Like the Pacific Islanders, they create the facsimile of the great things that they want, but none of it works, because none of it is the authentic thing in itself.
They can mock up a wicker model of whatever franchise they like, but they can't make it fly like it used to.
Instead of being committed to the good of Star Wars, for example, we're instead committed to the good of spreading the message, which runs into the problem of imposing a set of foreign principles into the premises of the show.
It damages the creative ability to work within the setting and turns it into something it isn't.
A showpiece for an external cause rather than a good in itself.
The further away the authentic essence of Star Wars becomes, the more the creative industry is unwilling or unable to maintain the distance between fantasy and reality, and this is making our fantasies as mundane as their real lives.
Lightsabers are a great example of this reduction to the mundane.

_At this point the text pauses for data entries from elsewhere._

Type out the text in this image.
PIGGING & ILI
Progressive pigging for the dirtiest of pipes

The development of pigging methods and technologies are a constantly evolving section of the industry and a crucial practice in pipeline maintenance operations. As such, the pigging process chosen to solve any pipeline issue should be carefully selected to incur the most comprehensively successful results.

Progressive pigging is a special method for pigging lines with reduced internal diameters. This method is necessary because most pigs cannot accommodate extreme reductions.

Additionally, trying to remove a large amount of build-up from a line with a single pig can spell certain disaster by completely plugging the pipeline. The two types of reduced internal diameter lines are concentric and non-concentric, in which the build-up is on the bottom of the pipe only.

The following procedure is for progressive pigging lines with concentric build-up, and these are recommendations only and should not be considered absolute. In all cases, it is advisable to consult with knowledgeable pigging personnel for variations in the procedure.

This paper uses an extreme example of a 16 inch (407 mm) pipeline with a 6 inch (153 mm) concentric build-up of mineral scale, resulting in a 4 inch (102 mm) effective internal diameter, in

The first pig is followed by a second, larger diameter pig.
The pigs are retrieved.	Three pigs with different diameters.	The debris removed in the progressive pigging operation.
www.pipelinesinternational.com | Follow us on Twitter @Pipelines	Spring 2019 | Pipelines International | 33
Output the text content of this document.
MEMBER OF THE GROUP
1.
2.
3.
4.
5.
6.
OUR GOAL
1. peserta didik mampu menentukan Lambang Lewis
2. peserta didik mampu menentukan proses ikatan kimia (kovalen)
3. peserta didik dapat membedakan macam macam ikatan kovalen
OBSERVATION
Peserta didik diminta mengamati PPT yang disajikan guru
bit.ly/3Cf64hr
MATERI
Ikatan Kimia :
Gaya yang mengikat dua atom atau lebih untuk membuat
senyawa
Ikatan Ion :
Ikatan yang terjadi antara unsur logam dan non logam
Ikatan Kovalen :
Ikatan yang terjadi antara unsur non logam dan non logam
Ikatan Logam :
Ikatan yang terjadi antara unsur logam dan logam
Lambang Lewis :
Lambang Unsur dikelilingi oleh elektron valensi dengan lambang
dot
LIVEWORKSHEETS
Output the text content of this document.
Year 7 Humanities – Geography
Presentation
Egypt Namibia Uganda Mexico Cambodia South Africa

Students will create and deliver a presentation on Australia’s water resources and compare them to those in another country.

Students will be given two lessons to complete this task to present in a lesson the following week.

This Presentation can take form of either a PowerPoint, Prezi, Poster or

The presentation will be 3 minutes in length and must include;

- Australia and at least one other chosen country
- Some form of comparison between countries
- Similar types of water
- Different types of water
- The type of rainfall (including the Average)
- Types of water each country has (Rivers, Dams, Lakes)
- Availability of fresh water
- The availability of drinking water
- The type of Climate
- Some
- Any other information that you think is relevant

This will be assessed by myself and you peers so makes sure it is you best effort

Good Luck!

Lightsabers are an amazing concept for a weapon for a highly trained Jedi knight.
A weapon that requires decades of practice and magical ability to use without accidentally cutting off your own head.
But now, something this inherently dangerous has been made safe, domesticated and unremarkable, like everything about their modern lives.
The muddying of the waters between good and evil also makes for a far less interesting story.
It requires an extensive knowledge of human character to be able to create sympathetic yet imperfect characters, which is simply unavailable to the woke narcissists who are currently in charge of this franchise.
It requires empathy to understand why we would be interested in what the characters are going through, but instead what we get are characters that put upon us a constant demand for validation.
If you can't bring yourself to write your character with flaws, then you only have one aspect to their personality by default, a positive one.
And if the character doesn't seem to actually be virtuous, then people won't like them.
Because you are using the series as a vehicle to represent yourself, and therefore we know you are projecting a false image out into the world.
You are not without flaws, and we can now see that you are not being honest with yourself or with us.
This inauthenticity becomes noticeable throughout the work, as strange decision is piled upon strange decision to finally arrive at the point where people simply don't relate to the movie you have made and are just not interested in watching it.
Instead of introspection, the people behind Star Wars are inexplicably convinced that they are correct and do not need to change.
The magic can't arrive from the heavens, and they are frustrated that you won't play along with them anyway.
They are bumbling in the crumbling playground of a beloved franchise that they have gutted out for their own vanity to try and play act like they're more interesting and virtuous people than they evidently are, and are baffled and heartbroken that nobody else wants to experience what amounts to the pure self-indulgence of a narcissist.
The only good story that could be written about such people is how they fall from grace and tumble down into a nightmarish personal hell of self-abasement, inner discovery of their actual flaws, and the grim journey out of this dark place and into a realm where they become a properly realized human being, humbled and scarred like the rest of us.